As the country braces for today’s tabling of the 2026/27 national budget, all eyes are on Finance Minister Ericah Shafudah.
For citizens and businesses alike, key signals to watch include possible tax reforms, cost-of-living measures, infrastructure allocations and the overall fiscal stance.
With a rising debt-to-GDP ratio, escalating debt-servicing costs, ambitious revenue projections and growing subsidies to underperforming state-owned enterprises, analysts warn that sustainability remains under pressure.
Ultimately, the budget will reveal whether government is prioritising growth, consolidation or attempting a delicate balancing act. In a constrained fiscal environment, every allocation is a policy choice — and every borrowing decision shifts the burden either to today’s taxpayers or future generations.
As Namibia confronts slowing revenue growth and mounting debt pressures, today’s budget is expected to signal whether government has a credible plan to stimulate investment and translate headline promises into measurable economic progress.
Beyond the speech
Economist Mally Likukela says that while many citizens focus on headline issues — such as whether income taxes will change, fuel prices will ease or spending on jobs and infrastructure will increase — the deeper signals lie in the numbers.
He argues that the detailed expenditure estimates, development allocations and debt projections will determine whether government is truly addressing Namibia’s “bread-and-butter” crisis of high unemployment, weak growth, poverty and inequality.
Likukela explained that the budget speech forms part of a broader fiscal package and marks the start of a parliamentary approval process before the Appropriation Bill is signed into law. While the speech highlights priorities and tax proposals, the real test lies in aggregate figures — total revenue, total expenditure, the fiscal deficit and public debt levels.
“The budget statement marks the beginning of the budget approval process to obtain Parliament’s approval before the Appropriation Bill is signed into law. The speech primarily serves as the official, public-facing summary of the government’s financial plan for the upcoming financial year,” he said.
Call for certainty
At a recent pre-budget dialogue in Windhoek, hosted by Capricorn Group in collaboration with the Economic Association of Namibia (EAN), the Hanns Seidel Foundation Namibia and High Economic Intelligence (HEI), leading economists called for policy clarity and fiscal discipline.
“Investors want certainty. They don’t want to hang mid-air,” said HEI Managing Director Salomo Hei, warning that policy uncertainty could deter investment.
Hei described Namibia’s recent oil discoveries as a unique opportunity, but stressed that inclusive growth must remain a priority.
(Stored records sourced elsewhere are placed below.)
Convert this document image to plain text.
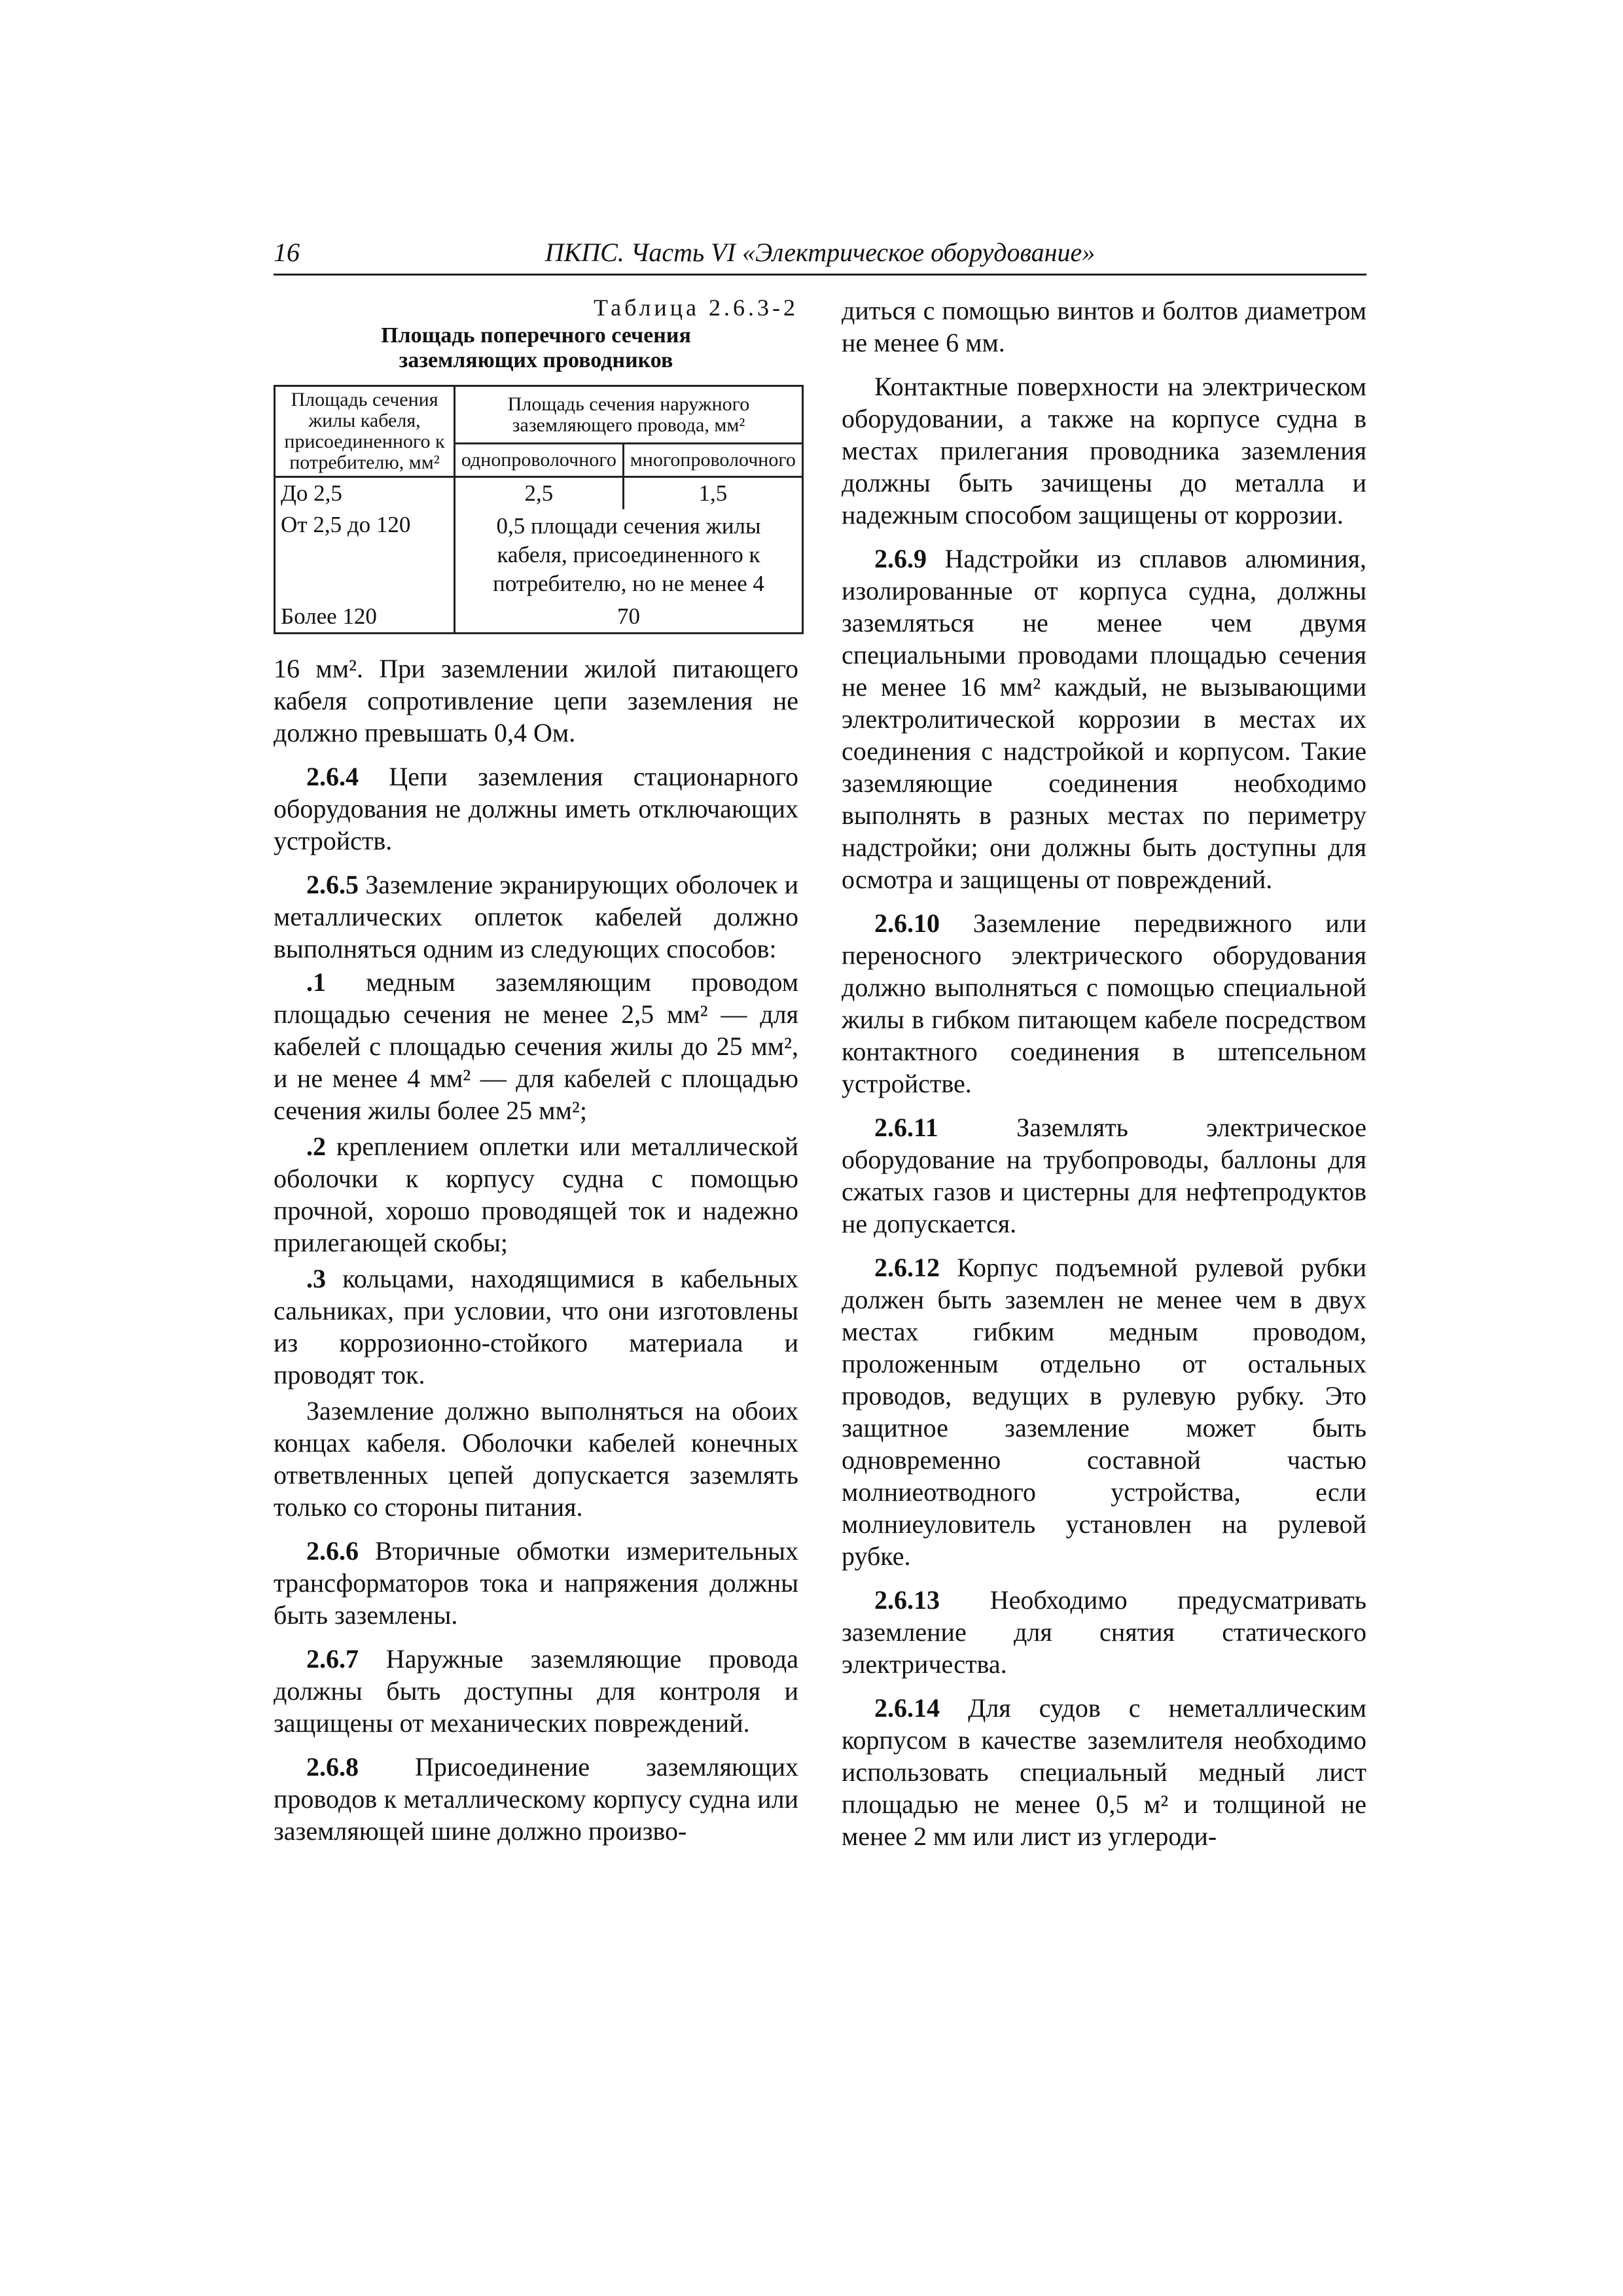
16	ПКПС. Часть VI «Электрическое оборудование»
Таблица 2.6.3-2
Площадь поперечного сечения
заземляющих проводников
Площадь сечения жилы кабеля, присоединенного к потребителю, мм²	Площадь сечения наружного заземляющего провода, мм²	
	однопроволочного	многопроволочного
До 2,5	2,5	1,5
От 2,5 до 120	0,5 площади сечения жилы кабеля, присоединенного к потребителю, но не менее 4	
Более 120	70	

16 мм². При заземлении жилой питающего кабеля сопротивление цепи заземления не должно превышать 0,4 Ом.

2.6.4 Цепи заземления стационарного оборудования не должны иметь отключающих устройств.

2.6.5 Заземление экранирующих оболочек и металлических оплеток кабелей должно выполняться одним из следующих способов:

.1 медным заземляющим проводом площадью сечения не менее 2,5 мм² — для кабелей с площадью сечения жилы до 25 мм², и не менее 4 мм² — для кабелей с площадью сечения жилы более 25 мм²;

.2 креплением оплетки или металлической оболочки к корпусу судна с помощью прочной, хорошо проводящей ток и надежно прилегающей скобы;

.3 кольцами, находящимися в кабельных сальниках, при условии, что они изготовлены из коррозионно-стойкого материала и проводят ток.

Заземление должно выполняться на обоих концах кабеля. Оболочки кабелей конечных ответвленных цепей допускается заземлять только со стороны питания.

2.6.6 Вторичные обмотки измерительных трансформаторов тока и напряжения должны быть заземлены.

2.6.7 Наружные заземляющие провода должны быть доступны для контроля и защищены от механических повреждений.

2.6.8 Присоединение заземляющих проводов к металлическому корпусу судна или заземляющей шине должно произво-

диться с помощью винтов и болтов диаметром не менее 6 мм.

Контактные поверхности на электрическом оборудовании, а также на корпусе судна в местах прилегания проводника заземления должны быть зачищены до металла и надежным способом защищены от коррозии.

2.6.9 Надстройки из сплавов алюминия, изолированные от корпуса судна, должны заземляться не менее чем двумя специальными проводами площадью сечения не менее 16 мм² каждый, не вызывающими электролитической коррозии в местах их соединения с надстройкой и корпусом. Такие заземляющие соединения необходимо выполнять в разных местах по периметру надстройки; они должны быть доступны для осмотра и защищены от повреждений.

2.6.10 Заземление передвижного или переносного электрического оборудования должно выполняться с помощью специальной жилы в гибком питающем кабеле посредством контактного соединения в штепсельном устройстве.

2.6.11 Заземлять электрическое оборудование на трубопроводы, баллоны для сжатых газов и цистерны для нефтепродуктов не допускается.

2.6.12 Корпус подъемной рулевой рубки должен быть заземлен не менее чем в двух местах гибким медным проводом, проложенным отдельно от остальных проводов, ведущих в рулевую рубку. Это защитное заземление может быть одновременно составной частью молниеотводного устройства, если молниеуловитель установлен на рулевой рубке.

2.6.13 Необходимо предусматривать заземление для снятия статического электричества.

2.6.14 Для судов с неметаллическим корпусом в качестве заземлителя необходимо использовать специальный медный лист площадью не менее 0,5 м² и толщиной не менее 2 мм или лист из углероди-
He also flagged the proposed Namibia Investment Promotion and Facilitation Bill — set to replace the 1999 Foreign Investment Act — as a critical signal to investors.
Standard Bank economist Helena Mboti argued that tight fiscal space should not paralyse strategic spending.
“The fiscal space is very tight, but we must spend,” she said, urging government to prioritise education and entrepreneurship to tackle youth unemployment. “The country needs more CEOs and not more interns.”
Walking a tightrope
EAN deputy chairperson Jesaya Hano-Oshike raised concerns about poor capital project implementation, noting that underspending on development projects undermines growth ambitions. Development expenditure was already cut from N$9.6 billion to N$8.8 billion at mid-year, with funds shifted towards operational costs.
Capricorn Asset Management chief economist Floris Bergh cautioned that Namibia faces tightening capital market conditions.
“We have to strike a trade-off between fiscal sustainability and the big promises and plans that sound very good,” he said, urging government to align ambitions with available resources.
Independent economist Josef Sheehama said the national budget must align with Namibia’s Vision 2030 objectives, focusing on inclusive growth, poverty reduction and economic resilience.
“Managing cost-of-living pressures, expanding employment opportunities and strengthening productive sectors will determine whether recent macroeconomic gains translate into improved living standards. Fiscal discipline remains important, but discipline alone is insufficient. Strategic investment in agriculture, manufacturing, energy, rural infrastructure and human capital is essential to broaden the economic base,” Sheehama said. He added that Namibia stands at a pivotal juncture.
“While the foundations of stability have been laid, transformation requires decisive action. By carefully balancing prudence with purposeful investment, the upcoming budget can expand the employer base, stimulate sustainable growth and build a more inclusive and prosperous future for all citizens,” he said.